コメントバックするのが遅くなってしまい申しわけありません。
「家庭教育」 のほうの記事にレスするのが精一杯だったもので…。

> あべ君は田舎の子だから汚かったんではないんです。父子家庭で、しかも親父さんが粗暴な人だから子どもの衛生や躾にまで気が回らない、そういう家庭に育ったからです。
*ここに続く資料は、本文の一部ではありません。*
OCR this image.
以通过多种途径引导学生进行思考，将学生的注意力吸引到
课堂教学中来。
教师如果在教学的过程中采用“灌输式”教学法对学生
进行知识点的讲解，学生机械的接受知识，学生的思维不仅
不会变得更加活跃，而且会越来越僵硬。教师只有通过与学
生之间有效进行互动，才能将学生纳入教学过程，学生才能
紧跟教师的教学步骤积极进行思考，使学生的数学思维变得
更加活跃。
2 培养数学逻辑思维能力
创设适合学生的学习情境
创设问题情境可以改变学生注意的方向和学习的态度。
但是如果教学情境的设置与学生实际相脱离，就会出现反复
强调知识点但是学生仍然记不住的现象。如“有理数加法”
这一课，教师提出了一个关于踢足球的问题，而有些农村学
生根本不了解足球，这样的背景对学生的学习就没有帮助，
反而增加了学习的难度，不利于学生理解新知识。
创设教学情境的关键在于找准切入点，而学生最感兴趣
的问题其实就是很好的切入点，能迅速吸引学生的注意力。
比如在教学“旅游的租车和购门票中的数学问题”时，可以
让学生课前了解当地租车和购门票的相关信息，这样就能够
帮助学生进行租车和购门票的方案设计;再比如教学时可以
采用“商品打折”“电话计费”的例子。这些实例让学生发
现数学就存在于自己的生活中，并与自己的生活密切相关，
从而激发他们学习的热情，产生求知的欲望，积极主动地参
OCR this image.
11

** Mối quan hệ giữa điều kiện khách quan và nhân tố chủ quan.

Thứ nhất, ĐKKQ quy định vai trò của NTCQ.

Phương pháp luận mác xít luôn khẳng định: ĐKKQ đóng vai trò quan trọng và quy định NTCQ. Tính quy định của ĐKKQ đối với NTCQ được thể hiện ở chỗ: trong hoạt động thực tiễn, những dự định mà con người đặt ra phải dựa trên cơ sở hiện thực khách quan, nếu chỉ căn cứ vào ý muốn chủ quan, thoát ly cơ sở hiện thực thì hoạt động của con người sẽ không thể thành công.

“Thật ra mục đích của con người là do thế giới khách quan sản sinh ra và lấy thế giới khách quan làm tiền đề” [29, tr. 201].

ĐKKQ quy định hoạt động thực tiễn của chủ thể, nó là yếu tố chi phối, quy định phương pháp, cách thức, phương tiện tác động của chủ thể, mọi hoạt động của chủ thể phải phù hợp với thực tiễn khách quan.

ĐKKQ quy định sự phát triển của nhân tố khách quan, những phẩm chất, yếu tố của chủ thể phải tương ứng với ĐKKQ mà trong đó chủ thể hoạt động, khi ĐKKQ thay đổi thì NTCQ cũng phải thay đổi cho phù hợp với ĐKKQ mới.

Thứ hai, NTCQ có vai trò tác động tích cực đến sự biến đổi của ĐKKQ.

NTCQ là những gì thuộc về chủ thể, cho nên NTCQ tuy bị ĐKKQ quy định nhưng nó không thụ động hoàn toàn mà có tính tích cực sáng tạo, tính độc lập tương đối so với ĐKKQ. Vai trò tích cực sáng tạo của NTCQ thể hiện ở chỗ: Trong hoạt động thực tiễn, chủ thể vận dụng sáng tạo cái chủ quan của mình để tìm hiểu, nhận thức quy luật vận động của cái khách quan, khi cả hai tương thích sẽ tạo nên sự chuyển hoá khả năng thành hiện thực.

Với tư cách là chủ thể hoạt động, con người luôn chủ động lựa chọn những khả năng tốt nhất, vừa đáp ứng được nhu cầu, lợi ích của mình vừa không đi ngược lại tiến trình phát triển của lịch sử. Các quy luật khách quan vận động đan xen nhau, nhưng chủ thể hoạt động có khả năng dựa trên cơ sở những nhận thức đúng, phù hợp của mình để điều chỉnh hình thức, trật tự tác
とのご指摘ですが、これってフツーに映画を見ていて誰でも読み取れることでしょうか、
それとも、原作があるらしいので、原作を読んでいる人にはわかることなのでしょうか?
私は映画しか見ていないので (しかも1回きり)、そこまでは理解できませんでした。
父子家庭っぽい感じだけは別れのシーンから感じられましたが…。
ただ、このエピソードが物語のエンディングに近いところに入れられていて、
タエ子が田舎暮らしを選ぶかどうかという葛藤とともに思い出されていたことを考えると、
あべ君の話が都会と田舎の対比という問題と無関係であるとすると、
何のためにこのエピソードが出てきたのか私にはまったく理解できなくなってしまいます。
というわけで最初のご指摘の点は、映画を見ただけの私にはよくわかりませんでした。

「自然もまた人間の一部」(=自然も人間が生み出した文化) は完全に同意です。